The move lower in CPI inflation in April, makes it more likely that the Federal Reserve will pause interest-rate increases at its next meeting. There’s one more jobs report and CPI release before the next Fed meeting in mid June. In favor of a fed pause is that bank lending is lower which is tightening policy for the Fed. Also the next month CPI will likely benefit from the rolling out of the YoY calculation, a gain of 1.0% from a year ago. If the headline actual number is somewhat tame, it could lead to a fall in the YoY closer to 4%-4.5% next month. Moreover, going two months forward, a gain of 1.3% from a year ago will drop out. That would take the YoY rate down closer to 3%-3.5% absent another price shock.

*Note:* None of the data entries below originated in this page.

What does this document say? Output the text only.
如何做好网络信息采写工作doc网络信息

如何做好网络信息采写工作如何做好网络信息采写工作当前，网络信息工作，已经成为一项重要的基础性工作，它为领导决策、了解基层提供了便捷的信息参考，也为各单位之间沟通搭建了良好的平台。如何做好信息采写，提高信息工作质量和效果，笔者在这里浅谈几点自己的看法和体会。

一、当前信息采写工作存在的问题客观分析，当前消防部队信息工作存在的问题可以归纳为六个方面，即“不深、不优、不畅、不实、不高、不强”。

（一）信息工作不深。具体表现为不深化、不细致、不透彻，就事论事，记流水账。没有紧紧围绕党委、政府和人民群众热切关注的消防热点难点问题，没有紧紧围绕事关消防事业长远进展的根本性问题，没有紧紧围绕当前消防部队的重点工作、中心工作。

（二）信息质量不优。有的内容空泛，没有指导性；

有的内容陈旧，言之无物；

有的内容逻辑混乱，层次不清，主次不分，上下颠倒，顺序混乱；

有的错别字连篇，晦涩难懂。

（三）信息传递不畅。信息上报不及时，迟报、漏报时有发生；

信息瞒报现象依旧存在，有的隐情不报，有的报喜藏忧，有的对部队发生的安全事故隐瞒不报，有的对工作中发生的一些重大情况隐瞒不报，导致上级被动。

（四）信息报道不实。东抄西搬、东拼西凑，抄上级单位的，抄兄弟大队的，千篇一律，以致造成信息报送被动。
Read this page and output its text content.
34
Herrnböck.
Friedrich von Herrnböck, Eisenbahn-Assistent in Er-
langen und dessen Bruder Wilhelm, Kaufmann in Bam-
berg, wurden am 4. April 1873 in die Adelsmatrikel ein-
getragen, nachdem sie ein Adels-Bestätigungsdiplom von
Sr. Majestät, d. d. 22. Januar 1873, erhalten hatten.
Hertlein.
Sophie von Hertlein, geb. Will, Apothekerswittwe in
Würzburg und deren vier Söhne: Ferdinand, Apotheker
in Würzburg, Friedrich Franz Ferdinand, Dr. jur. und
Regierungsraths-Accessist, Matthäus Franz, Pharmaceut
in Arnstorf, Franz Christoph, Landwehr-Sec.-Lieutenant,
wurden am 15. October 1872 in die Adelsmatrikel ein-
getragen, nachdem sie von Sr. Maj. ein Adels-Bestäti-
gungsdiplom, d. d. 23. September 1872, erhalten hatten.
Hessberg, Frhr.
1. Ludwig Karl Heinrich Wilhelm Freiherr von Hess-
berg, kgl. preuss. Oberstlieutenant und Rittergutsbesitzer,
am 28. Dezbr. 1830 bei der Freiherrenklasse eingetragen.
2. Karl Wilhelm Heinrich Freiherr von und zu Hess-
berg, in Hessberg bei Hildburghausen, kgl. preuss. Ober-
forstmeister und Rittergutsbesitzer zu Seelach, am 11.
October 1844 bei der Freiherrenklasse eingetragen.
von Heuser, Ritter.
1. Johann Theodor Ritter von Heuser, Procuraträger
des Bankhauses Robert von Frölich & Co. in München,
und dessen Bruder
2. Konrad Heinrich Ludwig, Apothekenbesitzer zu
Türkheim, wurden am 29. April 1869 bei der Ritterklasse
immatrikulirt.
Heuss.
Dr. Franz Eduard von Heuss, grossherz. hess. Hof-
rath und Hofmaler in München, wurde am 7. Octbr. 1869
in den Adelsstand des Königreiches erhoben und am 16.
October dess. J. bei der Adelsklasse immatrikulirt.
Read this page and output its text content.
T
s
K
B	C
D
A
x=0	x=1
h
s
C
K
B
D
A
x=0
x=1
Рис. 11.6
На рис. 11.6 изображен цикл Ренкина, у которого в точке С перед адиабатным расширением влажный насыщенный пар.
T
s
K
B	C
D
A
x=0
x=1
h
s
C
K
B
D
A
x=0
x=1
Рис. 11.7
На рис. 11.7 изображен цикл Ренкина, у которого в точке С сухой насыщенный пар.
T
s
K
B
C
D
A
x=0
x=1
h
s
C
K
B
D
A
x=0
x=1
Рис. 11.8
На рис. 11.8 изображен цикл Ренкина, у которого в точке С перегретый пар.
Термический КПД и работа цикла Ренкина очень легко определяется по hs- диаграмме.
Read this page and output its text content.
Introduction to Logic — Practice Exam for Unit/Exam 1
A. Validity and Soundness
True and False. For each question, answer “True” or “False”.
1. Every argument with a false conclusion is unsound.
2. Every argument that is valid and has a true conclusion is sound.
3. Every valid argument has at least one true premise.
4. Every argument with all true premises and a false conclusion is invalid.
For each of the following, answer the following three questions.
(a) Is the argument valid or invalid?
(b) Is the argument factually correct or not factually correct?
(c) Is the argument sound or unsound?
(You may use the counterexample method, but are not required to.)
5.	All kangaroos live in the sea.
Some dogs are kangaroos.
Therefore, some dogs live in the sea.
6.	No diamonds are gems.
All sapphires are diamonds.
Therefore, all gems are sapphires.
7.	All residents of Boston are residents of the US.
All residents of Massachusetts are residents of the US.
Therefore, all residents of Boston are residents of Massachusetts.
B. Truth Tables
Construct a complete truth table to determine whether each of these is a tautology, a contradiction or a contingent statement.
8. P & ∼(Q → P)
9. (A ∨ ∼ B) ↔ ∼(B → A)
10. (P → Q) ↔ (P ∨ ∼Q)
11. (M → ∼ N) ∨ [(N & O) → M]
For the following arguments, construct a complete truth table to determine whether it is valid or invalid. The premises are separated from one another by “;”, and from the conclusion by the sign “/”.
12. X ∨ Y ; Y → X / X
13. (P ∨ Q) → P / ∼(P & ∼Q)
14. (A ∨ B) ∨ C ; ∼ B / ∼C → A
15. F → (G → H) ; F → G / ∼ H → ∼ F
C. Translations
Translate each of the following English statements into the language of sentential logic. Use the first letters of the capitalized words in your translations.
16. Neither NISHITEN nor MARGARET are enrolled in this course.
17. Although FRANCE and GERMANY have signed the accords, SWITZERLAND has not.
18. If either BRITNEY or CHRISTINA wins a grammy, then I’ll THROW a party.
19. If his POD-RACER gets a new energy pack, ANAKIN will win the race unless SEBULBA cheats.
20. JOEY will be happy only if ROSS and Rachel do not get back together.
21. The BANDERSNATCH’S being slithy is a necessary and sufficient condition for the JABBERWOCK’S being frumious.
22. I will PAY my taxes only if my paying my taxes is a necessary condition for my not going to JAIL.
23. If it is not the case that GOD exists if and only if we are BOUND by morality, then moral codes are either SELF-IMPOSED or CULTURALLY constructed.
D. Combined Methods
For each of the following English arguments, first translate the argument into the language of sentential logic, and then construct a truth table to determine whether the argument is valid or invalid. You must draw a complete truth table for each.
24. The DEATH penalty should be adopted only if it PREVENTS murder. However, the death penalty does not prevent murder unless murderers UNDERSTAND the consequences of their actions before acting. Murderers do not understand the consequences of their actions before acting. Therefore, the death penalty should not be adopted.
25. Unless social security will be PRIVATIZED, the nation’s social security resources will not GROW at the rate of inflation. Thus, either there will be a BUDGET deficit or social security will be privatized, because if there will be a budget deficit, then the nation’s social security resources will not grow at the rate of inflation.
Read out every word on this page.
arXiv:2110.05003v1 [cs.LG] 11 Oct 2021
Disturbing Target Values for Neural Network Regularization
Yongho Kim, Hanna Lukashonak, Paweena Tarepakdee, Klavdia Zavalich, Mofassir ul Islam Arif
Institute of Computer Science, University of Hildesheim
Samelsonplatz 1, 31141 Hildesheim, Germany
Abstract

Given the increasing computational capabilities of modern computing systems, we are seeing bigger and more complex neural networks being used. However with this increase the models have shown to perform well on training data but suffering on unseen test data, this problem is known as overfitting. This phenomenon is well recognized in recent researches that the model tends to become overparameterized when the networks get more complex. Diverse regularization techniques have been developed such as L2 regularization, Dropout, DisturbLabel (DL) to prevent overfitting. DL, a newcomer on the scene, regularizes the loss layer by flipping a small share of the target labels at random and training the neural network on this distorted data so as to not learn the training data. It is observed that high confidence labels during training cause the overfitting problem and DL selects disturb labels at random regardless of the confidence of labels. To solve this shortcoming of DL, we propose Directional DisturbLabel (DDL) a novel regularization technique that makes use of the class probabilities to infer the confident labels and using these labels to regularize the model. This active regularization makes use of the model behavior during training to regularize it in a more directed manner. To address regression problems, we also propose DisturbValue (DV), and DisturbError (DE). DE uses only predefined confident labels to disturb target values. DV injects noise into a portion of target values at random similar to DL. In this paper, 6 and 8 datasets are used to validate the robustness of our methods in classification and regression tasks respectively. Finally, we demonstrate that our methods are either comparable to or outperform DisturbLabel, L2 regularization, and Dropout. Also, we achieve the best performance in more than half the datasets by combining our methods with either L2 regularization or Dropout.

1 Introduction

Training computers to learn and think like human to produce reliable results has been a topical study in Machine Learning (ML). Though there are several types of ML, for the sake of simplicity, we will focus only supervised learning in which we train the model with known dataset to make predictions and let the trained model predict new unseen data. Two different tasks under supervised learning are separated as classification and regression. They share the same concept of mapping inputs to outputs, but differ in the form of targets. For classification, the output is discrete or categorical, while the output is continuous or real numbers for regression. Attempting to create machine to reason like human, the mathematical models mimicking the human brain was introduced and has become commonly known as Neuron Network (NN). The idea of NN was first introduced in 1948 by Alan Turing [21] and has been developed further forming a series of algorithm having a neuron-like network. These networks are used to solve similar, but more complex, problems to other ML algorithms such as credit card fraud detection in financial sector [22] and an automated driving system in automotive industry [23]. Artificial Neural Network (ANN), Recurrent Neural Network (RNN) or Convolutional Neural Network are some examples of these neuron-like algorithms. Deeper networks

Now that the Fed Funds rate has moved to the target terminal rate of 5.00% to 5.25% (or 5.11%), Fed officials have shifted their focus from lagging indicators of economic activity like hiring, and considering the impact from recent bank failures on lending conditions and slowing economic activity. Bank of America reported a slowing of spending from credit and debit card activity as anecdotal evidence of some downshifting of spending.
That does not mean the Fed will lower rates (indications from Fed officials is that they will not ease this year), but the odds of no more hikes is getting better.
US stocks were mixed with the Dow industrial average moving lower for the 7th day in 8 in the month of May. The S&P and the NASDAQ index rose for the 2nd day in 3. The NASDAQ index led the way with a gain of about 1%. The final numbers are showing:
- Dow industrial average fell -30.48 points or -0.09% at 33531.34
- S&P index rose 18.45 points or 0.45% at 4137.63
- NASDAQ index rose 126.88 points or 1.04% at 12306.43
in the US debt market today, yields move sharply to the downside.
- 2 year 3.913% -11 basis points
- 5 year 3.382% -11.2 basis points
- 10 year 3.440% -8.1 basis points
- 30 year 3.797% -5.2 basis points
The US treasury successfully auctioned off 10 year notes at 3.448% with decent demand from both domestic and international buyers.
In other markets:
- Gold fell $4.14 or -0.22% at $2030
- Silver fell $0.21 or -0.80% at $25.37.
- WTI crude oil is trading down $0.94 at $72.77 after settling at $72.56
- Bitcoin is trading at $27,889 after reaching an intraday low of $26,842. The high price was at $28,328.
IN the forex market, the JPY is ending the day as the strongest of the major currencies. The USD is the weakest. The USD was near unchanged vs the GBP, CHF and CAD, but had solid gains vs the JPY and NZD today.